There is an old frog parable. It says that if you put frog in boiling water it will immediately jump out with all its energy to save his life. But if you put a frog in cold water and then slowly heat the water, the frog will eventually die as the water becomes hot.

This is the frog mentality, a mentality that blinds us to the changes happening around us. In corporate world, this frog mentality is widespread, particularly in handling competition. If the competition hits hard with all its might in one go, people react like a frog thrown in boiling water and do all they can to save themselves. But if the competition attacks slowly and gradually, they fail to notice the changing environment and end up dying a slow death. Since smaller but serious competitors often attack slowly and gradually instead of hitting their bigger counterparts with a big bang, the second scenario of a slow death due to inability to read the environment is all too common in corporate world.

The problem is acute in companies having big brands with big market share. They have a tendency to wallow in their arrogance and laugh at the covert and overt moves made by competitors. MNC giants like Unilever learnt it the hard way when Nirma gradually ate away their market share in detergents with some smart maneuvers. By the time Unilever realized that its tail was on fire, it was too late to use fire extinguisher! In Indian context, similar were the stories of CavinKare's attack in the shampoo and the fairness cream segments where Unilever again found itself at the receiving end; and the attack by Priya Biscuits on Britannia's stranglehold of cookies segment. In international context, slow and gradual onslaught of Japanese car makers led by Toyota is a historic example. Other examples could be gradual dominance of Korean and Japanese appliances manufactures to the detriment of giant American appliances manufactures.
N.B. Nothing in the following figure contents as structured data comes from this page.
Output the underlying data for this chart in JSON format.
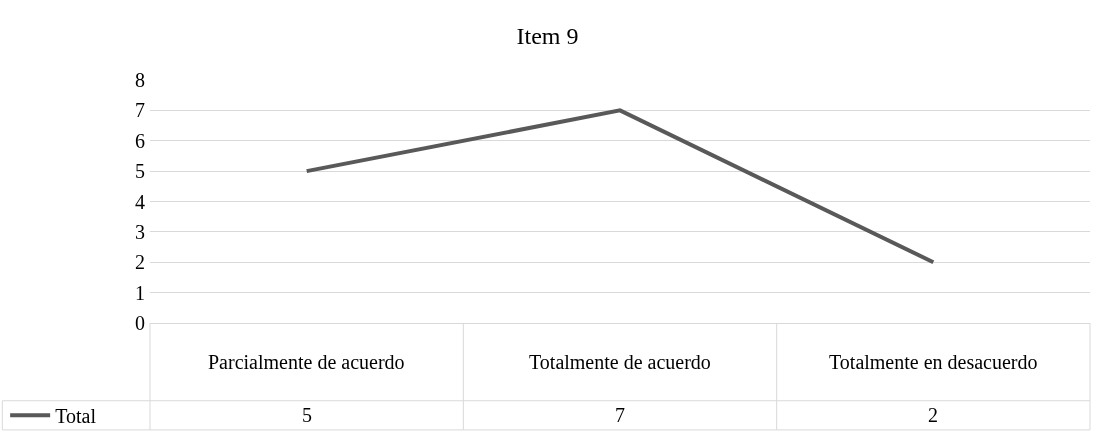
{
  "chart_data": {
    "type": "line",
    "title": "Item 9",
    "categories": [
      "Parcialmente de acuerdo",
      "Totalmente de acuerdo",
      "Totalmente en desacuerdo"
    ],
    "series": [
      {
        "name": "Total",
        "color": "#595959",
        "values": [
          5,
          7,
          2
        ]
      }
    ],
    "ylim": [
      0,
      8
    ],
    "yticks": [
      0,
      1,
      2,
      3,
      4,
      5,
      6,
      7,
      8
    ],
    "grid": "y",
    "legend": "bottom left",
    "data_labels": true
  }
}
If looked beyond surface, it would emerge that the common thread running between all these examples is the frog mentality on part of the incumbent and a nimble-footed, flexible, and consistent strategy of the challengers.

This frog mentality is bound to make many giants tumble if they don’t learn to recognize the changes in competitive environment. At least in India, I can see that days of many a big brand might be numbered due to complacency on their part to recognize the existence of competition. Non-acknowledgement of a reality is the easiest way to move towards a disaster.
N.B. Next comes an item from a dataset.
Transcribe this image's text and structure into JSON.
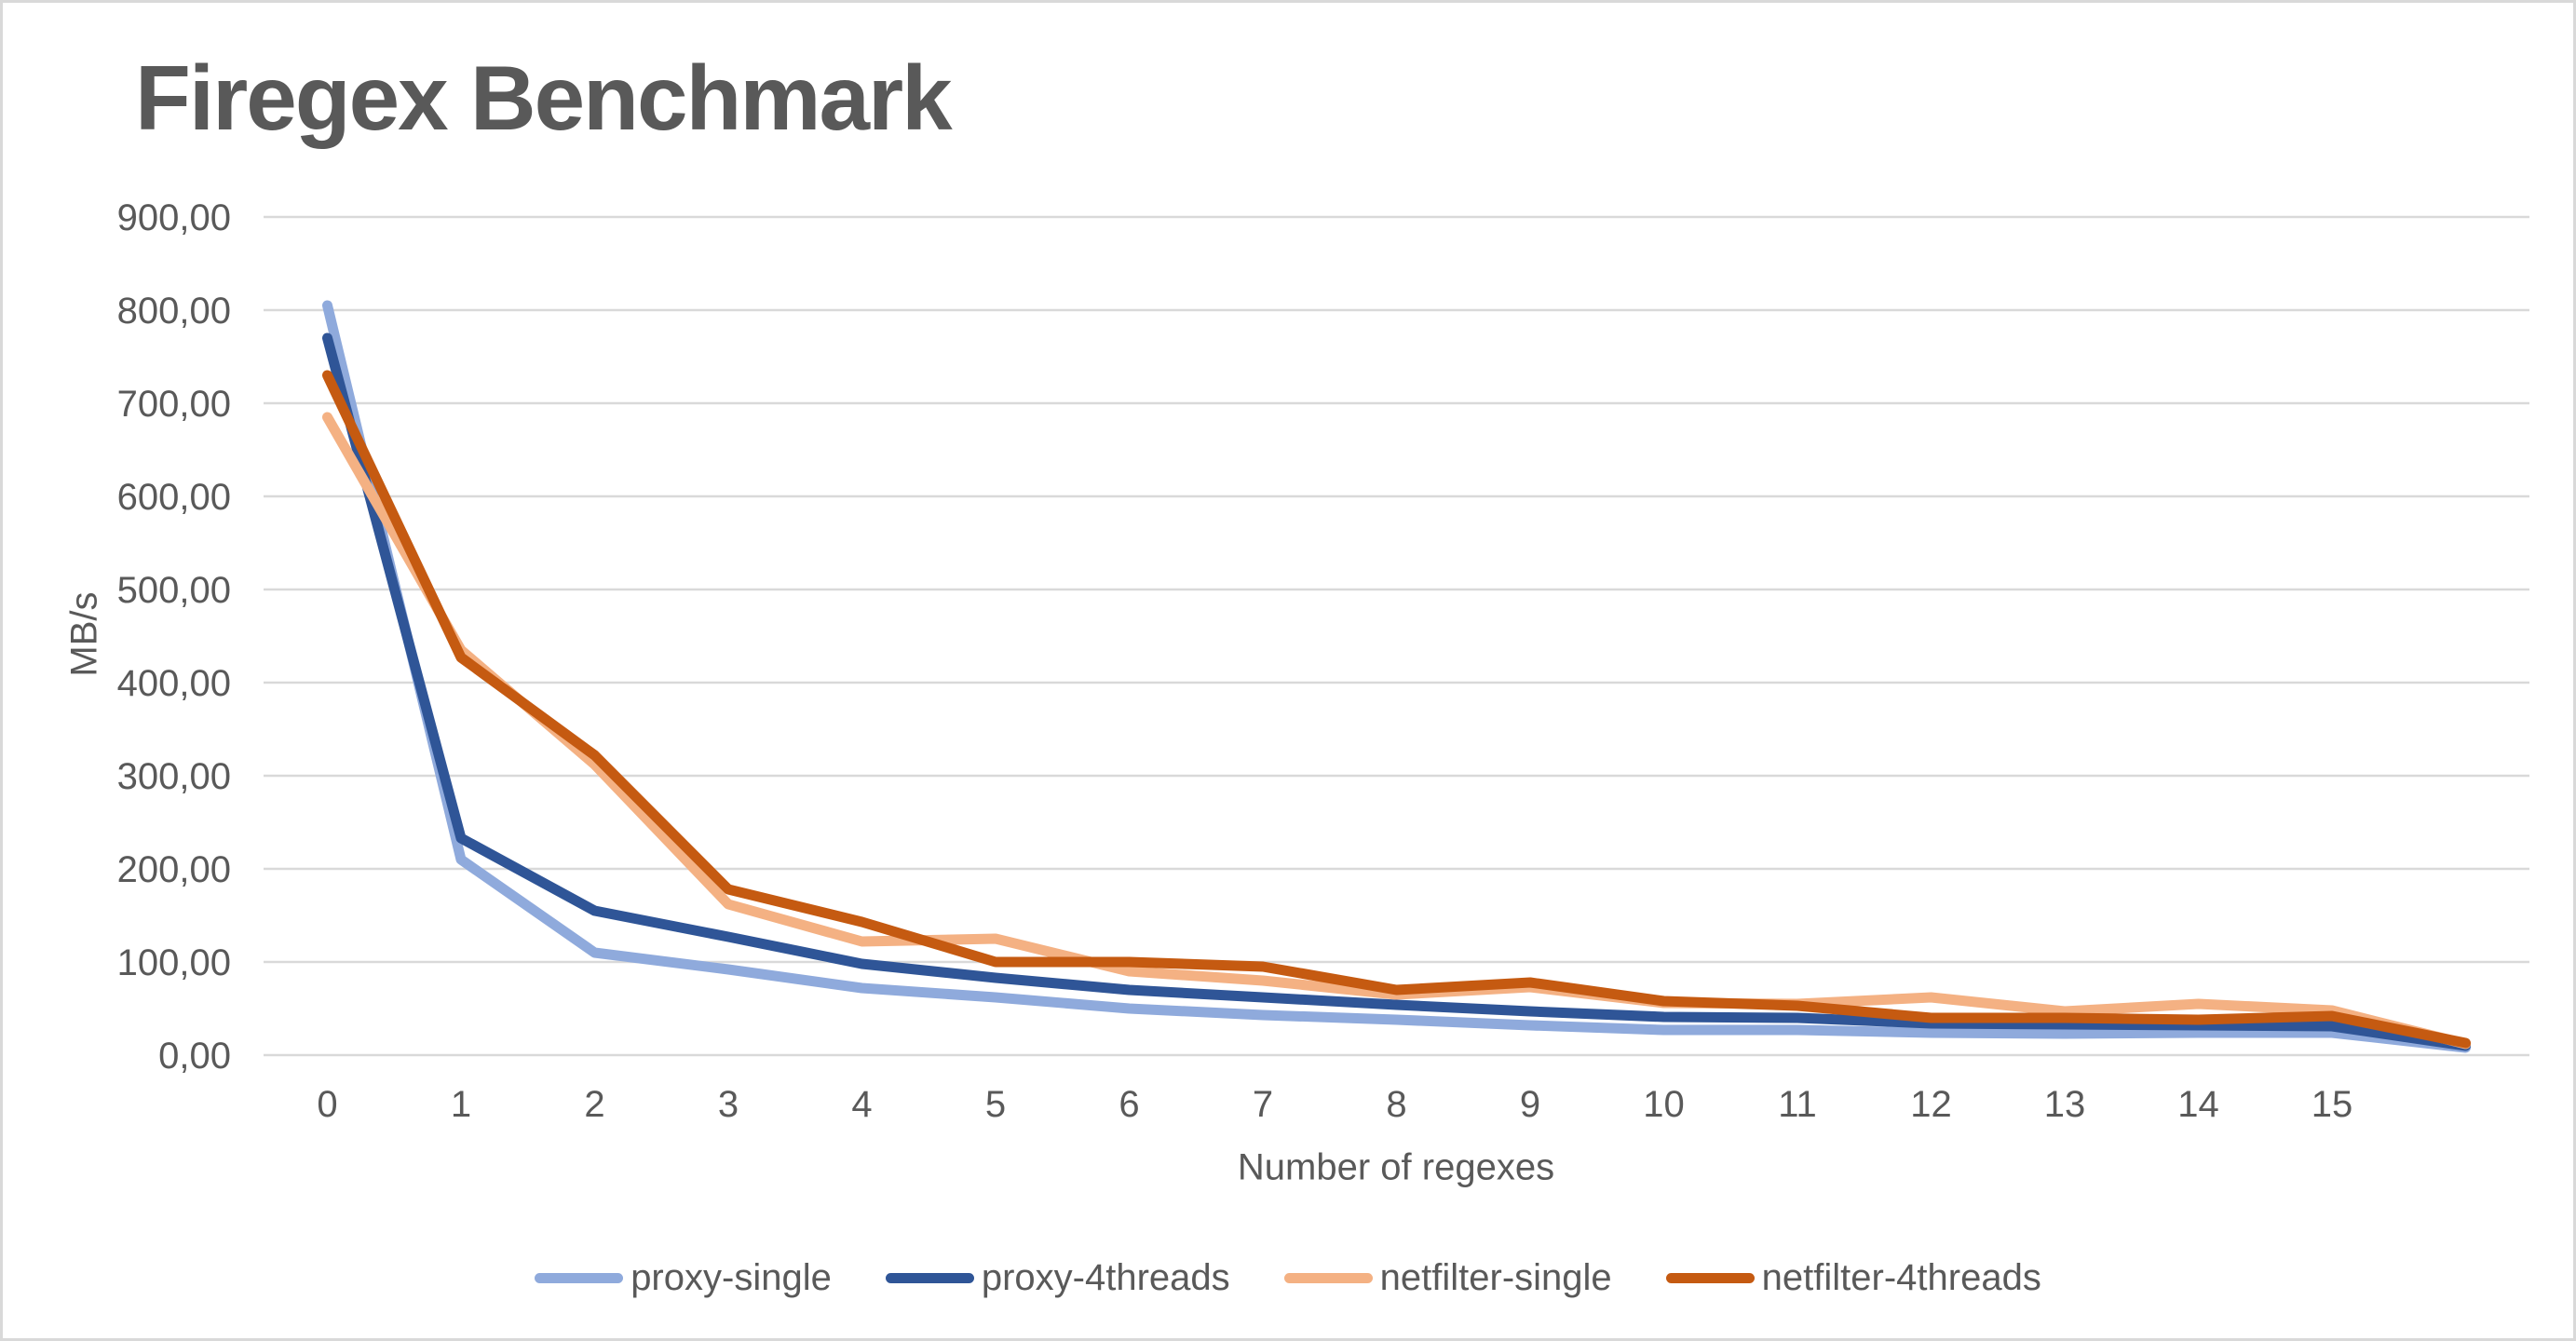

I have seen very senior managers trying to hide the fact that competition exists; at least they underplay the impact of competition. Instead of accepting the presence of an aggressive competition and chalking out a strategy to minimize their impact, senior managers discard it as not worth attention. If anyone brings to their attention the growing menace of competition, they dismiss it as mere panicky behaviour. They consider themselves too big to get hit by competition. In the process, they forget that some time back they too were small and only gradually became big! Their competitor too can become big.

It’s high time for business leaders to shun frog mentality and wake up to the realities of their environment before it is too late.